The Making of 'Save our Souls'

In January 2018  Lithuanian artist Ernest Zacharevic worked with  Orangutan Information  Centre and Sumatran Orangutan Society  carved a giant SOS distress call into the landscape of an oil palm plantation in Sumatra, calling attention to the ongoing destruction of Indonesia’s forests and the demise of endangered species.

The canvas for this  intervention was an oil palm plantation, land almost totally devoid of wildlife, directly next to the Leuser Ecosystem - the only place in the world where orangutans, tigers, elephants and rhinos coexist. In order to restore the land for wildlife, the palm plantation had to be removed which created an opportunity for this creative colaboration. 

Seen from the air, the SOS is a call for help from a patch of land that was once lush green rainforest. We intend to answer that call, by planting thousands of rainforest tree seedlings to replace the oil palm monoculture, re-creating a thriving ecosystem, buzzing with life. The fallen palms will be used as compost to prepare the land for restoration. Our partners, the OIC, with the backing of the local community, will plant tens of thousands of rainforest tree seedlings to return the land to wildlife. We expect to see orangutans and many other species roaming in the new young forest within a couple of years
— Helen Buckland, Director of the Sumatran Orangutan Society

At the end of 2017, fresh and handmade cosmetics company Lush partnered with conservation charity Sumatran Orangutan Society (SOS) with the launch of the #SOSsumatra campaign and a limited edition Orangutan Soap across Europe. There are only 14,600 orangutans remaining in the wild in Sumatra. In tribute to them, Lush made 14,600 soaps, which flew off the shelves in France, Germany, Italy, Spain, Netherlands, Sweden, Austria, Ireland, Belgium, Norway, Czech Republic, Finland, Luxembourg, Portugal, Estonia, Switzerland and the UK, selling out in many countries in a matter of days and raising £126,014. The proceeds enabled the UK charity’s Indonesian partners, the Orangutan Information Centre, to buy 50 hectares of oil palm plantation land, to reclaim and restore native forest to an area on the edge of the Leuser Ecosystem in Bukit Mas, Sumatra.

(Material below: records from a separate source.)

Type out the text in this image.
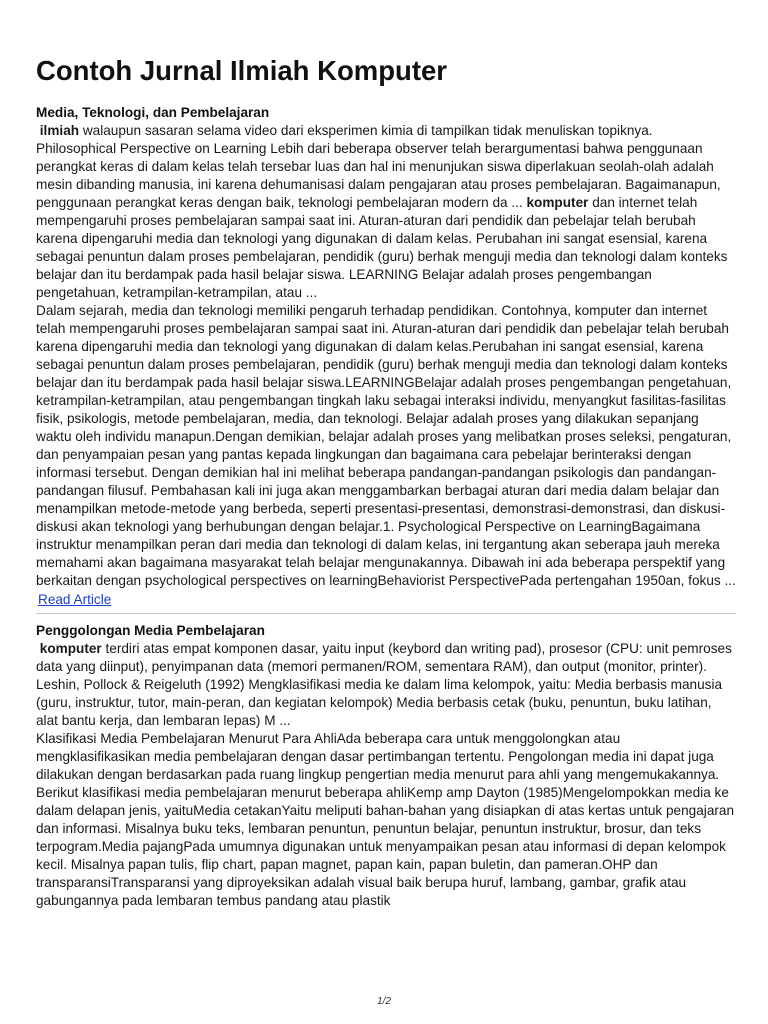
Contoh Jurnal Ilmiah Komputer
Media, Teknologi, dan Pembelajaran

ilmiah walaupun sasaran selama video dari eksperimen kimia di tampilkan tidak menuliskan topiknya. Philosophical Perspective on Learning Lebih dari beberapa observer telah berargumentasi bahwa penggunaan perangkat keras di dalam kelas telah tersebar luas dan hal ini menunjukan siswa diperlakuan seolah-olah adalah mesin dibanding manusia, ini karena dehumanisasi dalam pengajaran atau proses pembelajaran. Bagaimanapun, penggunaan perangkat keras dengan baik, teknologi pembelajaran modern da ... komputer dan internet telah mempengaruhi proses pembelajaran sampai saat ini. Aturan-aturan dari pendidik dan pebelajar telah berubah karena dipengaruhi media dan teknologi yang digunakan di dalam kelas. Perubahan ini sangat esensial, karena sebagai penuntun dalam proses pembelajaran, pendidik (guru) berhak menguji media dan teknologi dalam konteks belajar dan itu berdampak pada hasil belajar siswa. LEARNING Belajar adalah proses pengembangan pengetahuan, ketrampilan-ketrampilan, atau ...

Dalam sejarah, media dan teknologi memiliki pengaruh terhadap pendidikan. Contohnya, komputer dan internet telah mempengaruhi proses pembelajaran sampai saat ini. Aturan-aturan dari pendidik dan pebelajar telah berubah karena dipengaruhi media dan teknologi yang digunakan di dalam kelas.Perubahan ini sangat esensial, karena sebagai penuntun dalam proses pembelajaran, pendidik (guru) berhak menguji media dan teknologi dalam konteks belajar dan itu berdampak pada hasil belajar siswa.LEARNINGBelajar adalah proses pengembangan pengetahuan, ketrampilan-ketrampilan, atau pengembangan tingkah laku sebagai interaksi individu, menyangkut fasilitas-fasilitas fisik, psikologis, metode pembelajaran, media, dan teknologi. Belajar adalah proses yang dilakukan sepanjang waktu oleh individu manapun.Dengan demikian, belajar adalah proses yang melibatkan proses seleksi, pengaturan, dan penyampaian pesan yang pantas kepada lingkungan dan bagaimana cara pebelajar berinteraksi dengan informasi tersebut. Dengan demikian hal ini melihat beberapa pandangan-pandangan psikologis dan pandangan-pandangan filusuf. Pembahasan kali ini juga akan menggambarkan berbagai aturan dari media dalam belajar dan menampilkan metode-metode yang berbeda, seperti presentasi-presentasi, demonstrasi-demonstrasi, dan diskusi-diskusi akan teknologi yang berhubungan dengan belajar.1. Psychological Perspective on LearningBagaimana instruktur menampilkan peran dari media dan teknologi di dalam kelas, ini tergantung akan seberapa jauh mereka memahami akan bagaimana masyarakat telah belajar mengunakannya. Dibawah ini ada beberapa perspektif yang berkaitan dengan psychological perspectives on learningBehaviorist PerspectivePada pertengahan 1950an, fokus ...

Read Article
Penggolongan Media Pembelajaran

komputer terdiri atas empat komponen dasar, yaitu input (keybord dan writing pad), prosesor (CPU: unit pemroses data yang diinput), penyimpanan data (memori permanen/ROM, sementara RAM), dan output (monitor, printer). Leshin, Pollock & Reigeluth (1992) Mengklasifikasi media ke dalam lima kelompok, yaitu: Media berbasis manusia (guru, instruktur, tutor, main-peran, dan kegiatan kelompok) Media berbasis cetak (buku, penuntun, buku latihan, alat bantu kerja, dan lembaran lepas) M ...

Klasifikasi Media Pembelajaran Menurut Para AhliAda beberapa cara untuk menggolongkan atau mengklasifikasikan media pembelajaran dengan dasar pertimbangan tertentu. Pengolongan media ini dapat juga dilakukan dengan berdasarkan pada ruang lingkup pengertian media menurut para ahli yang mengemukakannya. Berikut klasifikasi media pembelajaran menurut beberapa ahliKemp amp Dayton (1985)Mengelompokkan media ke dalam delapan jenis, yaituMedia cetakanYaitu meliputi bahan-bahan yang disiapkan di atas kertas untuk pengajaran dan informasi. Misalnya buku teks, lembaran penuntun, penuntun belajar, penuntun instruktur, brosur, dan teks terpogram.Media pajangPada umumnya digunakan untuk menyampaikan pesan atau informasi di depan kelompok kecil. Misalnya papan tulis, flip chart, papan magnet, papan kain, papan buletin, dan pameran.OHP dan transparansiTransparansi yang diproyeksikan adalah visual baik berupa huruf, lambang, gambar, grafik atau gabungannya pada lembaran tembus pandang atau plastik

1/2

This part of the forest was under attack, with more and more orangutan habitat being lost every week as illegal agriculture encroached into the protected area. By supporting us to buy this land on the buffer zone of the national park, Lush and their customers are enabling us to hold back, and reverse, the tide of forest loss
— Helen Buckland, Director of the Sumatran Orangutan Society
I have had the ambition of creating a Land Art piece since the beginning of the Splash and Burn campaign. I wanted to communicate the magnitude of the problem to a wider audience as well as provide creative outlook, hope, and inspiration to local communities and conservationists. From the ground, you would not suspect anything more than just another palm oil plantation, the aerial view however reveals an SOS distress signal. ‘Save Our Souls’ is a message communicated to those at a distance, a reminder of the connectedness we share with nature. As more of the forests are lost, we lose a little bit of ourselves in the process
— Ernest Zacharevic, Project Curator and Participating Artist

Future Plans for the land

  • Clear total of 100 hectares of plantation.
  • Plant trees native to the local forest.
  • Study and protect animals returning to the land.
  • Build permaculture farm and public school to employ and educate local communities.